After cracking down on “extremist” clothing and beards, China is now reportedly banning certain religious names for newborns in the far-western Xinjiang region that is home to about half of the country’s Muslim population.
Saddam, Hajj and Jihad are among the 29 names that are now allegedly banned under China’s recently-introduced “Naming Rules For Ethnic Minorities.” The purported list of names was given last week to Taiwan’s Central News Agency by the exiled World Uyghur Congress.
The US-funded Radio Free Asia phoned a police station in Urumqi where an officer confirmed the ban on “overly religious” names, adding that babies with such names would face being blocked from the country’s all-important hukou system, which provides access to education and healthcare. The police official went on to give more details regarding the rule:
“You’re not allowed to give names with a strong religious flavor, such as Jihad or names like that,’ the official said. “The most important thing here is the connotations of the name … [it mustn’t have] connotations of holy war or of splittism [Xinjiang independence].”
Asked if names of Islamic scholars were acceptable, the employee replied: “Get him to change it; it’s the sort of thing that [could be regarded as] promoting terror and evil cults.”
Asked if Yultuzay, a reference to the star and moon symbol of the Islamic faith, was acceptable, he said: “Actually the star and moon are a pagan symbol.”
“[Mecca] would be a bit over-the-top … I don’t think you could call someone Saddam, either,” he said in response to queries on those names.
“Just stick to the party line, and you’ll be fine,” he said. “[People with banned names] won’t be able to get a household registration, so they will find out from the hukou office when the time comes.”

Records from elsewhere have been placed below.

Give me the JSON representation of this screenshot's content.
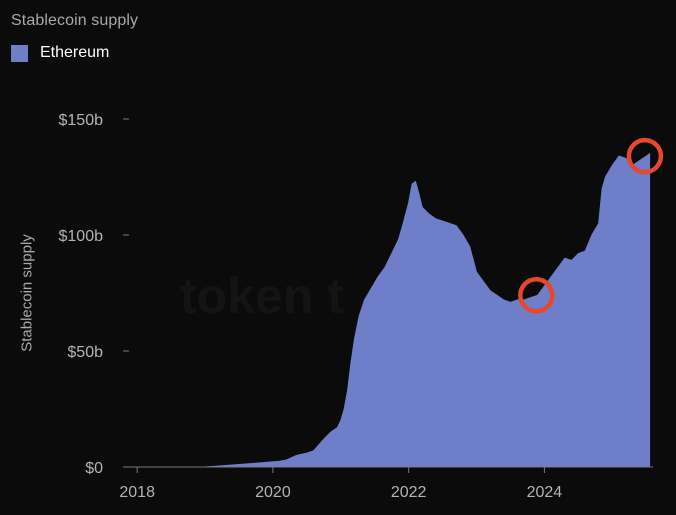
{
  "chart_data": {
    "type": "area",
    "title": "Stablecoin supply",
    "ylabel": "Stablecoin supply",
    "xlabel": "",
    "watermark": "token t",
    "legend": {
      "placement": "top-left"
    },
    "grid": false,
    "xlim": [
      2017.85,
      2025.6
    ],
    "ylim": [
      0,
      150
    ],
    "y_ticks": [
      {
        "value": 0,
        "label": "$0"
      },
      {
        "value": 50,
        "label": "$50b"
      },
      {
        "value": 100,
        "label": "$100b"
      },
      {
        "value": 150,
        "label": "$150b"
      }
    ],
    "x_ticks": [
      {
        "value": 2018,
        "label": "2018"
      },
      {
        "value": 2020,
        "label": "2020"
      },
      {
        "value": 2022,
        "label": "2022"
      },
      {
        "value": 2024,
        "label": "2024"
      }
    ],
    "series": [
      {
        "name": "Ethereum",
        "color": "#6e7ec8",
        "x": [
          2017.85,
          2019.0,
          2019.45,
          2019.7,
          2019.9,
          2020.1,
          2020.2,
          2020.35,
          2020.5,
          2020.6,
          2020.75,
          2020.85,
          2020.95,
          2021.0,
          2021.05,
          2021.1,
          2021.15,
          2021.2,
          2021.27,
          2021.35,
          2021.45,
          2021.55,
          2021.65,
          2021.75,
          2021.85,
          2021.92,
          2022.0,
          2022.05,
          2022.1,
          2022.15,
          2022.2,
          2022.3,
          2022.4,
          2022.5,
          2022.6,
          2022.7,
          2022.8,
          2022.9,
          2023.0,
          2023.1,
          2023.2,
          2023.3,
          2023.4,
          2023.5,
          2023.6,
          2023.7,
          2023.8,
          2023.9,
          2024.0,
          2024.1,
          2024.2,
          2024.3,
          2024.4,
          2024.5,
          2024.6,
          2024.7,
          2024.8,
          2024.85,
          2024.9,
          2025.0,
          2025.1,
          2025.2,
          2025.3,
          2025.4,
          2025.5,
          2025.55
        ],
        "values": [
          0,
          0,
          1,
          1.5,
          2,
          2.5,
          3,
          5,
          6,
          7,
          12,
          15,
          17,
          20,
          25,
          33,
          45,
          55,
          65,
          72,
          77,
          82,
          86,
          92,
          98,
          105,
          114,
          122,
          123,
          118,
          112,
          109,
          107,
          106,
          105,
          104,
          100,
          95,
          84,
          80,
          76,
          74,
          72,
          71,
          72,
          72,
          73,
          74,
          78,
          82,
          86,
          90,
          89,
          92,
          93,
          100,
          105,
          120,
          125,
          130,
          134,
          133,
          130,
          132,
          134,
          135
        ]
      }
    ],
    "annotations": [
      {
        "type": "circle",
        "x": 2023.88,
        "y": 74,
        "color": "#e8472f"
      },
      {
        "type": "circle",
        "x": 2025.48,
        "y": 134,
        "color": "#e8472f"
      }
    ]
  }
}
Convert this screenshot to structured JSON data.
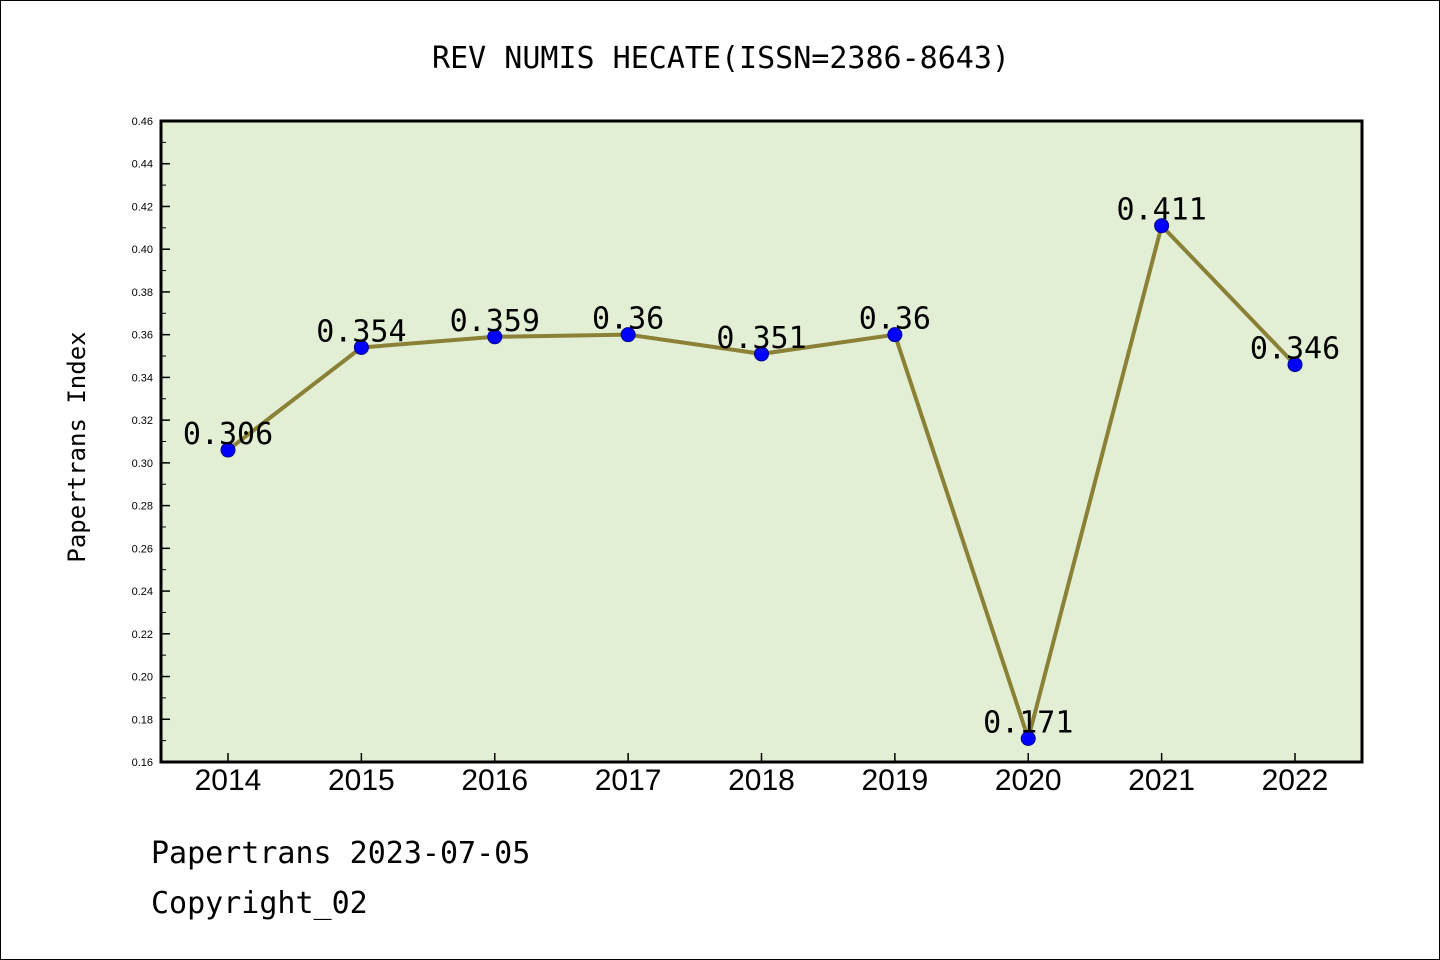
{
  "chart_data": {
    "type": "line",
    "title": "REV NUMIS HECATE(ISSN=2386-8643)",
    "xlabel": "",
    "ylabel": "Papertrans Index",
    "categories": [
      "2014",
      "2015",
      "2016",
      "2017",
      "2018",
      "2019",
      "2020",
      "2021",
      "2022"
    ],
    "series": [
      {
        "values": [
          0.306,
          0.354,
          0.359,
          0.36,
          0.351,
          0.36,
          0.171,
          0.411,
          0.346
        ],
        "labels": [
          "0.306",
          "0.354",
          "0.359",
          "0.36",
          "0.351",
          "0.36",
          "0.171",
          "0.411",
          "0.346"
        ]
      }
    ],
    "ylim": [
      0.16,
      0.46
    ],
    "yticks": [
      "0.16",
      "0.18",
      "0.20",
      "0.22",
      "0.24",
      "0.26",
      "0.28",
      "0.30",
      "0.32",
      "0.34",
      "0.36",
      "0.38",
      "0.40",
      "0.42",
      "0.44",
      "0.46"
    ],
    "grid": false,
    "legend": "none",
    "colors": {
      "plot_background": "#e2efd5",
      "line": "#8b8136",
      "marker": "#0000ff",
      "axes": "#000000"
    }
  },
  "footer": {
    "date_line": "Papertrans 2023-07-05",
    "copyright": "Copyright_02"
  }
}
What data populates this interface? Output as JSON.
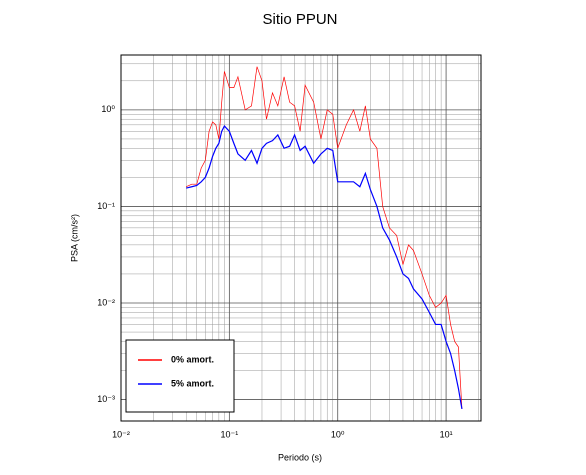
{
  "chart_data": {
    "type": "line",
    "title": "Sitio PPUN",
    "x_label": "Periodo (s)",
    "y_label": "PSA (cm/s²)",
    "log_x": true,
    "log_y": true,
    "grid": true,
    "minor_grid": true,
    "legend": "lower left",
    "xlim": [
      0.01,
      21
    ],
    "ylim": [
      0.0006,
      3.7
    ],
    "xticks": [
      {
        "value": 0.01,
        "label": "10⁻²"
      },
      {
        "value": 0.1,
        "label": "10⁻¹"
      },
      {
        "value": 1,
        "label": "10⁰"
      },
      {
        "value": 10,
        "label": "10¹"
      }
    ],
    "yticks": [
      {
        "value": 0.001,
        "label": "10⁻³"
      },
      {
        "value": 0.01,
        "label": "10⁻²"
      },
      {
        "value": 0.1,
        "label": "10⁻¹"
      },
      {
        "value": 1,
        "label": "10⁰"
      }
    ],
    "x": [
      0.04,
      0.045,
      0.05,
      0.055,
      0.06,
      0.065,
      0.07,
      0.075,
      0.08,
      0.085,
      0.09,
      0.1,
      0.11,
      0.12,
      0.14,
      0.16,
      0.18,
      0.2,
      0.22,
      0.25,
      0.28,
      0.32,
      0.36,
      0.4,
      0.45,
      0.5,
      0.6,
      0.7,
      0.8,
      0.9,
      1.0,
      1.2,
      1.4,
      1.6,
      1.8,
      2.0,
      2.3,
      2.6,
      3.0,
      3.5,
      4.0,
      4.5,
      5.0,
      6.0,
      7.0,
      8.0,
      9.0,
      10,
      11,
      12,
      13,
      14
    ],
    "series": [
      {
        "name": "0% amort.",
        "color": "#ff0000",
        "values": [
          0.16,
          0.17,
          0.17,
          0.25,
          0.3,
          0.6,
          0.75,
          0.7,
          0.5,
          1.2,
          2.5,
          1.7,
          1.7,
          2.2,
          1.0,
          1.1,
          2.8,
          2.0,
          0.8,
          1.5,
          1.1,
          2.2,
          1.2,
          1.1,
          0.6,
          1.8,
          1.2,
          0.5,
          1.0,
          0.9,
          0.4,
          0.7,
          1.0,
          0.6,
          1.1,
          0.5,
          0.4,
          0.1,
          0.06,
          0.05,
          0.025,
          0.04,
          0.035,
          0.02,
          0.012,
          0.009,
          0.01,
          0.012,
          0.006,
          0.004,
          0.0035,
          0.0008
        ]
      },
      {
        "name": "5% amort.",
        "color": "#0000ff",
        "values": [
          0.155,
          0.16,
          0.165,
          0.18,
          0.2,
          0.25,
          0.33,
          0.4,
          0.45,
          0.6,
          0.68,
          0.6,
          0.45,
          0.35,
          0.3,
          0.38,
          0.28,
          0.4,
          0.45,
          0.48,
          0.55,
          0.4,
          0.42,
          0.55,
          0.38,
          0.42,
          0.28,
          0.35,
          0.4,
          0.38,
          0.18,
          0.18,
          0.18,
          0.16,
          0.22,
          0.15,
          0.1,
          0.06,
          0.045,
          0.03,
          0.02,
          0.018,
          0.014,
          0.011,
          0.008,
          0.006,
          0.006,
          0.004,
          0.003,
          0.002,
          0.0013,
          0.0008
        ]
      }
    ]
  }
}
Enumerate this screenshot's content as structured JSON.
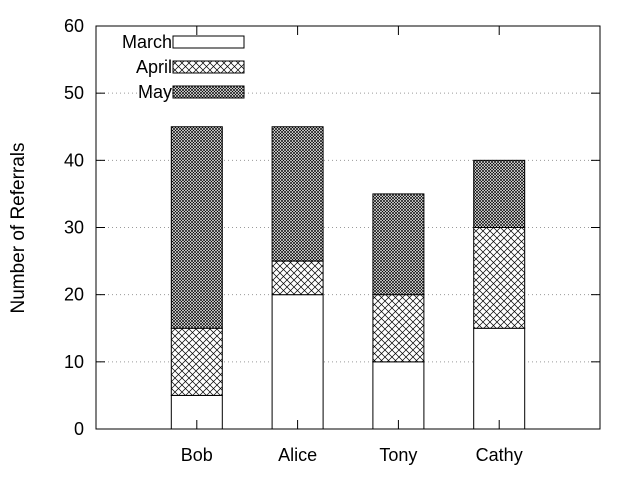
{
  "chart_data": {
    "type": "bar",
    "stacked": true,
    "categories": [
      "Bob",
      "Alice",
      "Tony",
      "Cathy"
    ],
    "series": [
      {
        "name": "March",
        "values": [
          5,
          20,
          10,
          15
        ],
        "fill": "blank"
      },
      {
        "name": "April",
        "values": [
          10,
          5,
          10,
          15
        ],
        "fill": "crosshatch"
      },
      {
        "name": "May",
        "values": [
          30,
          20,
          15,
          10
        ],
        "fill": "dense-crosshatch"
      }
    ],
    "xlabel": "",
    "ylabel": "Number of Referrals",
    "ylim": [
      0,
      60
    ],
    "yticks": [
      0,
      10,
      20,
      30,
      40,
      50,
      60
    ],
    "grid": "horizontal dotted",
    "legend_position": "top-left"
  },
  "colors": {
    "bar_outline": "#000000",
    "grid": "#9a9a9a",
    "background": "#ffffff"
  }
}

“They have received training in this sort of thing over here [in Xinjiang] so they’re the experts [on what is allowed],” he said.
The purported ban comes as Xinjiang authorities are launching a renewed crackdown on “religious extremism” in the restive region. Last month, a new regulation was passed by the region’s top legislature which bans 15 types of behavior allegedly linked with “religious extremism,” including: wearing veils, having “abnormal” beards, refusing to watch state television and preventing children from having a national education.
Meanwhile, the regional government demonstrated what would happen to officials who failed to adequately push back against “extreme religious thought,” demoting one village chief for refusing to smoke in front of religious elders last month.